Valente ha espresso grande soddisfazione per la risposta del pubblico e per la prestazione di singoli finiti al centro delle critiche nelle ultime settimane, come il centrocampista Zanellato.
«Abbiamo noi tutti bisogno, in primis i giocatori perché loro scendono in campo, del nostro pubblico, della nostra tifoseria, di dare sostegno per novantacinque minuti, oggi l'ho sentito al massimo e Nicolò ha risposto benissimo perché lui è un giocatore molto intelligente ma non solo come giocatore ma anche come persona».
«Lui in primis mi ha detto "Guarda mister io voglio veramente far bene, voglio dare una mano alla squadra" e lui si è messo a disposizione, e di come ha fatto oggi, come ha interpretato lui il suo ruolo, è quello che noi abbiamo bisogno di Nicolò, dunque un grande complimento anche a lui».
«Prendo questo zero a zero perché si riparte dopo novanta minuti stesso base come la settimana scorsa, e noi dalla nostra parte sappiamo, devi andare giù a Catania a vincerla perché sennò sei fuori, sapendo anche delle loro forze in casa che non hanno concesso così tanto, non hanno preso gol, però con le nostre possibilità proviamo di fare casino».
Infine, il mister ha analizzato le insidie tattiche che presenterà il campo del Massimino e la gestione delle energie fisiche in vista del secondo round ravvicinato.
«Se tu devi difendere un qualcosino più largo hai anche più spazio con la palla, dunque lì avremo noi anche la possibilità di forse imporre anche qualcosina meglio il nostro gioco con la palla, abbiamo studiato bene l'avversario che è una squadra che c'ha dei momenti che dal nulla ti può far male».

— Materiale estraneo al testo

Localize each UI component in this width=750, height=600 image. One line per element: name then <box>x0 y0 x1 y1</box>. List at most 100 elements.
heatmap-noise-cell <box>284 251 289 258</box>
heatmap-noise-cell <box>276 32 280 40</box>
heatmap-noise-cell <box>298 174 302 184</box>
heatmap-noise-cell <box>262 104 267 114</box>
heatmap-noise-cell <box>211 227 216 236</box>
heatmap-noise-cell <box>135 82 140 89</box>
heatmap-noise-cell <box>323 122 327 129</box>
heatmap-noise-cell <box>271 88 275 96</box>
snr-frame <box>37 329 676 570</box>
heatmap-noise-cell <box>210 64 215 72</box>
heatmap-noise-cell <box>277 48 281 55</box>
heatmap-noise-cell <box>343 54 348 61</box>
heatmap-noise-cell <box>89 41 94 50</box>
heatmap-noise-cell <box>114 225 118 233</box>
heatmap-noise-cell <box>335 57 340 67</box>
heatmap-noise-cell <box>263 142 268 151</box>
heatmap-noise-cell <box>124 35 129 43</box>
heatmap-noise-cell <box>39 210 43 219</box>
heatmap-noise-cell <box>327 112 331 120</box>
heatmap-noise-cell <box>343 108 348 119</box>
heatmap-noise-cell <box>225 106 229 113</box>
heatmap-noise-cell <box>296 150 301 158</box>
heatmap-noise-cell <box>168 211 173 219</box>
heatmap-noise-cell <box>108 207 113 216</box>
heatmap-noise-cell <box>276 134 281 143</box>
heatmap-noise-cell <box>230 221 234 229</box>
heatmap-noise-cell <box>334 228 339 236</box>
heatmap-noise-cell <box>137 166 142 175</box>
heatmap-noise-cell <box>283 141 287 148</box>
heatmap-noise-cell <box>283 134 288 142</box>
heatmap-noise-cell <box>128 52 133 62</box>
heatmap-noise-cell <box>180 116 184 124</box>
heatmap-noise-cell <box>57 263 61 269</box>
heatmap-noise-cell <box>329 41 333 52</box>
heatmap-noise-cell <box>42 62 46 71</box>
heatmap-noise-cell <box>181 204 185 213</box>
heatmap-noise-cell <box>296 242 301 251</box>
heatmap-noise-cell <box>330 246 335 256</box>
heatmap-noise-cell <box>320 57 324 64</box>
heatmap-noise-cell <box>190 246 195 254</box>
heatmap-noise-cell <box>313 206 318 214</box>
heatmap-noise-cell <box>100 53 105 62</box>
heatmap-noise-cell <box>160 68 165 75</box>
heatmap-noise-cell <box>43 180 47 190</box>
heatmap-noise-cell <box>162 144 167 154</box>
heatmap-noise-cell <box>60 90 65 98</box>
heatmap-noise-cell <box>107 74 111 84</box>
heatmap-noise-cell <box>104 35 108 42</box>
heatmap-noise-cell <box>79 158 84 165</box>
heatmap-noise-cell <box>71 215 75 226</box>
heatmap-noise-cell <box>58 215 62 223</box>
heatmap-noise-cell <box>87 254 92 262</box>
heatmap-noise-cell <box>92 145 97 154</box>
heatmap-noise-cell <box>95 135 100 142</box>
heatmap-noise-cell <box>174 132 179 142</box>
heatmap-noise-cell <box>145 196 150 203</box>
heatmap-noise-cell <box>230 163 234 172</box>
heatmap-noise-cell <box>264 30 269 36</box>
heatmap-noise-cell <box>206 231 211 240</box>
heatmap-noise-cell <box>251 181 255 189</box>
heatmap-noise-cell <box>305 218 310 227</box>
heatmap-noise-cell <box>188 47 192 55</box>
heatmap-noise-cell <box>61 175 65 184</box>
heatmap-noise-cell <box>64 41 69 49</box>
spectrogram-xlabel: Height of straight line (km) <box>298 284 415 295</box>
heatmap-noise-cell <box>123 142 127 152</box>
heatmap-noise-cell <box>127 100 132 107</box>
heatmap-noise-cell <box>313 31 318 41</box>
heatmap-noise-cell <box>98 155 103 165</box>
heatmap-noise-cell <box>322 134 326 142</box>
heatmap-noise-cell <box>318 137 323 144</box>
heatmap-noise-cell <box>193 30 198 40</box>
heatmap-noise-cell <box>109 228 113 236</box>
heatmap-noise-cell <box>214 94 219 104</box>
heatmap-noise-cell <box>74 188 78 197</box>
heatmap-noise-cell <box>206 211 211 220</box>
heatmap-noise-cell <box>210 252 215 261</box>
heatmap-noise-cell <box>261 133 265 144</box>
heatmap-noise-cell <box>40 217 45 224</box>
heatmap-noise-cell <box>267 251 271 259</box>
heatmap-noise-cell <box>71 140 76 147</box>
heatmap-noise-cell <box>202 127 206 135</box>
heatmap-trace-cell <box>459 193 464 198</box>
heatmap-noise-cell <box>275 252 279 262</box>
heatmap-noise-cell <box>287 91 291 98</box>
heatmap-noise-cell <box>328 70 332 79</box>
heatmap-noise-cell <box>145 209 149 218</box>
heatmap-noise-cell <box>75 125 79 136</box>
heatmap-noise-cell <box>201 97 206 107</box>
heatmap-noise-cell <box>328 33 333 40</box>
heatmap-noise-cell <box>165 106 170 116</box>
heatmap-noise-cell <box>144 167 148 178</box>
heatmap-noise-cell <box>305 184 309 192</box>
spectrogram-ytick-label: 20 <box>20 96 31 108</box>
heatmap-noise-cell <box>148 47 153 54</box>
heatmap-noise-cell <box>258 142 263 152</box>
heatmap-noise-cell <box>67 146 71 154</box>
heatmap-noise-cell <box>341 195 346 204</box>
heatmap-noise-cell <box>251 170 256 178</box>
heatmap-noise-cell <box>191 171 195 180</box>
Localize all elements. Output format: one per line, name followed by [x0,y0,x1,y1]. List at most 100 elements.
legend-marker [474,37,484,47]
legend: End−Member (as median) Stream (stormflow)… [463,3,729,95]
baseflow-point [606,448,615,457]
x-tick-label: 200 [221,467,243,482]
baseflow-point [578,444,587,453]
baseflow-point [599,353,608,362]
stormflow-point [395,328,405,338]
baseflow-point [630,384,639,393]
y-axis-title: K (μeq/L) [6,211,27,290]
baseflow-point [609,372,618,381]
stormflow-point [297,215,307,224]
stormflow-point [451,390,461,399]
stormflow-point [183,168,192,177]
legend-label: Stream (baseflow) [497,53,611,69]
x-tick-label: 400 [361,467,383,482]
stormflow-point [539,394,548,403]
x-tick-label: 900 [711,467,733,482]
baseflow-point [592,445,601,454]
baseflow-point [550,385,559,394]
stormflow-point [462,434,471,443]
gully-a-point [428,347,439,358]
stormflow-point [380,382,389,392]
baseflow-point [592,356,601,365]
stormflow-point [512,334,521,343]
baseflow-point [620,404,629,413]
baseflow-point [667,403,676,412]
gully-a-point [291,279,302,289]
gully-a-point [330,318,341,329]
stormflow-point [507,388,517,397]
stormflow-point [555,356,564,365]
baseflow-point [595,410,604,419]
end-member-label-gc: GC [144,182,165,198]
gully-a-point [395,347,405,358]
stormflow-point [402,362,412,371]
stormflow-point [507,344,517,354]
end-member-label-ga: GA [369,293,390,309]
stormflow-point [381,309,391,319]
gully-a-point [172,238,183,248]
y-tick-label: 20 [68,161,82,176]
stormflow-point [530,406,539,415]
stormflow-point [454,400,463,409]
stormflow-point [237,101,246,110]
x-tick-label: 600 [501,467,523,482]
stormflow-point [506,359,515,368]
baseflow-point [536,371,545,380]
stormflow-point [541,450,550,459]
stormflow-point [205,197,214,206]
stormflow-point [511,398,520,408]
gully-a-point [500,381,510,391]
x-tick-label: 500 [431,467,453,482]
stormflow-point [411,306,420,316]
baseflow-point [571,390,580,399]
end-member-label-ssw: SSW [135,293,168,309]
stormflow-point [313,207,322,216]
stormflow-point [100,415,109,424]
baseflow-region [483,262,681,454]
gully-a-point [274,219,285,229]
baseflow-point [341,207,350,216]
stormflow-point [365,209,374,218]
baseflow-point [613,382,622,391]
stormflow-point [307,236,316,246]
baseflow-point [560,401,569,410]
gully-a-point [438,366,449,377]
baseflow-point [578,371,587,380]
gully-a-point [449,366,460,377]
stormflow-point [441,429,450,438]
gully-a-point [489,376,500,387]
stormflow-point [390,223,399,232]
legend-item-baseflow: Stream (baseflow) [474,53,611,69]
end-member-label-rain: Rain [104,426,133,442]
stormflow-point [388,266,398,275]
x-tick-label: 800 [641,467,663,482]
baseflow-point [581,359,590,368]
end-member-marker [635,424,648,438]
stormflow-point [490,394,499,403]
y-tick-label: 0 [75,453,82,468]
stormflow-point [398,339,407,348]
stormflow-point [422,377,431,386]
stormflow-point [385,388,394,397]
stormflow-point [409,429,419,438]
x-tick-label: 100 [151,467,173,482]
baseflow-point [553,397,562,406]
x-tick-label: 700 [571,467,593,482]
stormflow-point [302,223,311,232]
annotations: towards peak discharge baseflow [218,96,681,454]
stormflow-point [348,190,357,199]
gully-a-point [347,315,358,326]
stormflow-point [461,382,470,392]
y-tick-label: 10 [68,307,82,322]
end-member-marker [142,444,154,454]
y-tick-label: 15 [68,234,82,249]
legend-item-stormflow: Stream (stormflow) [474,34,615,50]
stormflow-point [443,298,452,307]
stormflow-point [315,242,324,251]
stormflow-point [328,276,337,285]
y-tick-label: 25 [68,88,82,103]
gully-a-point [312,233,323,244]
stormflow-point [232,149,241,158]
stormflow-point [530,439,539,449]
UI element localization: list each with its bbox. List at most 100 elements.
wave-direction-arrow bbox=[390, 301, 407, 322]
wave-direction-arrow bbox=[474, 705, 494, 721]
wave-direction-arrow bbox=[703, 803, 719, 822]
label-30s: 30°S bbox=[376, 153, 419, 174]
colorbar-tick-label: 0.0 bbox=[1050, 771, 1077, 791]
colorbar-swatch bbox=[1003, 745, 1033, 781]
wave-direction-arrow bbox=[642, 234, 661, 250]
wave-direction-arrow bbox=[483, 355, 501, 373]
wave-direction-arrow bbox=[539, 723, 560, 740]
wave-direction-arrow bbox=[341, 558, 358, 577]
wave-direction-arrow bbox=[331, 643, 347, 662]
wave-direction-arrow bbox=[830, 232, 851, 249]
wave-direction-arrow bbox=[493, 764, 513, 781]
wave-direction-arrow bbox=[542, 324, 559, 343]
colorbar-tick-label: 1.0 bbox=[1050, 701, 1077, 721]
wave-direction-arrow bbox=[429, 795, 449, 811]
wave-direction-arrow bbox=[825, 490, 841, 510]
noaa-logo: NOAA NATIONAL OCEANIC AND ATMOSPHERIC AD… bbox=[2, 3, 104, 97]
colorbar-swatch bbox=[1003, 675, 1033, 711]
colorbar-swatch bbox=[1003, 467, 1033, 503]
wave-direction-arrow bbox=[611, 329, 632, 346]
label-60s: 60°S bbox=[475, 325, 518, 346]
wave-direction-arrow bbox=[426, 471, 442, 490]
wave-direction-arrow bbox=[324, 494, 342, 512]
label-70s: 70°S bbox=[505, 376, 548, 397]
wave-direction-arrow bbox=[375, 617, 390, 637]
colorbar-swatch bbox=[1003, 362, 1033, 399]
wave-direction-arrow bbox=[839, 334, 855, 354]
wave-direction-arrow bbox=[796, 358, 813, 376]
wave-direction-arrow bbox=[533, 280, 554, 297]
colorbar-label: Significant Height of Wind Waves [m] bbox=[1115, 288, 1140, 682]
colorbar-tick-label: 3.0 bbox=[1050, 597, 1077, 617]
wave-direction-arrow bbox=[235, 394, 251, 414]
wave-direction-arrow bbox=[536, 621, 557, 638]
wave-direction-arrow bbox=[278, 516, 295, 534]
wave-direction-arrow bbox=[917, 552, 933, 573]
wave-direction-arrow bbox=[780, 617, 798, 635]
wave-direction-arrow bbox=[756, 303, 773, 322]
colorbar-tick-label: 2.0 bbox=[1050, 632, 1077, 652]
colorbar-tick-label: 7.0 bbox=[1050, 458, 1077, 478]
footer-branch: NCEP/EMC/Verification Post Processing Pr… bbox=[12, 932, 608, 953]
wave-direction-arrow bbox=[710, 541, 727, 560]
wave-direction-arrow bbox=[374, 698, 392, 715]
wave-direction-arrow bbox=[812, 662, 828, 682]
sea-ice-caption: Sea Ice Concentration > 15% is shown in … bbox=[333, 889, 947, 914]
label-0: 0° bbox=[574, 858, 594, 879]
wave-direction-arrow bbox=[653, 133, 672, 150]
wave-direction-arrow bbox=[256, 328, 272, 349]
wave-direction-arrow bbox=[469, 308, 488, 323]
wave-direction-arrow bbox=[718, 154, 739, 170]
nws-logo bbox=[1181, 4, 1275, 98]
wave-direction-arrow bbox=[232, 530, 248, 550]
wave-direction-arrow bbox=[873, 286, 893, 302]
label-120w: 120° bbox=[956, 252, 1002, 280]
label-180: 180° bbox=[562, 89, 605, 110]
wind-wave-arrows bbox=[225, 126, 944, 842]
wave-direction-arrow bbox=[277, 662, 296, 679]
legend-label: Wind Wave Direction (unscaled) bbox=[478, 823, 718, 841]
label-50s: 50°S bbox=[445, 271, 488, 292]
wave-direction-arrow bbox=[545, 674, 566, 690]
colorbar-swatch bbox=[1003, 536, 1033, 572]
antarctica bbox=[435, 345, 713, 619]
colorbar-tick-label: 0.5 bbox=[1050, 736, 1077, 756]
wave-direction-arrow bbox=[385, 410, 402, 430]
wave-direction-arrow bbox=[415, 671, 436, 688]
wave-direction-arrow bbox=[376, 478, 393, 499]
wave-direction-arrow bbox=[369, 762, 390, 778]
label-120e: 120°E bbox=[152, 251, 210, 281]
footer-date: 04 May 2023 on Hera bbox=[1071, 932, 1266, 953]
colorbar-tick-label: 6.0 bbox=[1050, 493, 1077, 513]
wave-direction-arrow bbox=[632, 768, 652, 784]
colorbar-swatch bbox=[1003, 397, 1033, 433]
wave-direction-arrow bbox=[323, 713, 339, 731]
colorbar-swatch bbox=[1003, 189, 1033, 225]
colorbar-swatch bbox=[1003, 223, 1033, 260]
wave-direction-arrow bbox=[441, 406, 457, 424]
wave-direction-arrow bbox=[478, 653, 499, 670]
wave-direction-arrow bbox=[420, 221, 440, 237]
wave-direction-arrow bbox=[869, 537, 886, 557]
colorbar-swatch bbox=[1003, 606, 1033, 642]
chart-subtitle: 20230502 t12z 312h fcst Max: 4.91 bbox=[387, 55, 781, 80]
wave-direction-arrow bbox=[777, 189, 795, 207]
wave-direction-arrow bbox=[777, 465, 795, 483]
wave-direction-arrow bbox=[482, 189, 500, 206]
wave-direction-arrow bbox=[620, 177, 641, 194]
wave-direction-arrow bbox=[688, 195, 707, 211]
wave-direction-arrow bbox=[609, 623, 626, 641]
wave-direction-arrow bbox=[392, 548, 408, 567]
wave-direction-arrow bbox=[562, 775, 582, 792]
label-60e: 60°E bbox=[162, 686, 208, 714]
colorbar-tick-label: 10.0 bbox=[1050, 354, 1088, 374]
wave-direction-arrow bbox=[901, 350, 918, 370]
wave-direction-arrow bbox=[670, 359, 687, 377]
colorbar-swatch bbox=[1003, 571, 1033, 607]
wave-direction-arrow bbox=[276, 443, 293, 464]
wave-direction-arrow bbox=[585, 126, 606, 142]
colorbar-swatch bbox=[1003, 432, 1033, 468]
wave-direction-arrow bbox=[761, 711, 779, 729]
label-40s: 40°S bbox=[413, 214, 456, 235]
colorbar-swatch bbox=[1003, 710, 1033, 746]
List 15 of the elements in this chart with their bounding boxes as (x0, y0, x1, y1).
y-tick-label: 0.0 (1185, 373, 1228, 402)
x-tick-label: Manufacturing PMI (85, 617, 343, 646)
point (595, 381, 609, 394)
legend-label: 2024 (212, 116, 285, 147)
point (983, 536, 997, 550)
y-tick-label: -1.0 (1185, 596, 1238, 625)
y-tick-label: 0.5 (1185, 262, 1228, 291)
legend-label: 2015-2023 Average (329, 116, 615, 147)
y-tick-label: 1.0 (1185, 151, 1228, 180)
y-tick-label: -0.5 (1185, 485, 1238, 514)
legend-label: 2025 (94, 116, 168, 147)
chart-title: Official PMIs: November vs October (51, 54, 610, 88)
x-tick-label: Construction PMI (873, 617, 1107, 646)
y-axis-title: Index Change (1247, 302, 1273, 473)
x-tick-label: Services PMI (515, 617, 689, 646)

«La palla per i miei sentimenti dobbiamo farla viaggiare qualcosina ancora più veloce per farli male, se tu sei nella tua zona uno e due e li fai attaccare o pressare può essere che vai in difficoltà, per questo noi dobbiamo volerla veloce, dobbiamo attaccare spazi dietro ma anche in centrocampo dobbiamo essere vicini uno all'altro per veramente farli male».
«A me piace essere in crisi per scelte, bisogna veramente prima capire di chi sta bene perché era uno spreco di energia oggi, non so quanti chilometri ha fatto Bonaiti, non so quanti chilometri ha fatto Mallamo, sono andati a duemila e questo sicuramente sarà un punto di domanda perché già mercoledì si rigioca».
«Chi ha giocato a calcio sa che il secondo giorno è sempre quello peggiore e per questo domani, dopodomani massimo recupero, adesso vediamo chi sta bene gioca, chi non sta bene aspetta, e adesso da supporto da fuori poi faremo di tutto per passare il prossimo turno».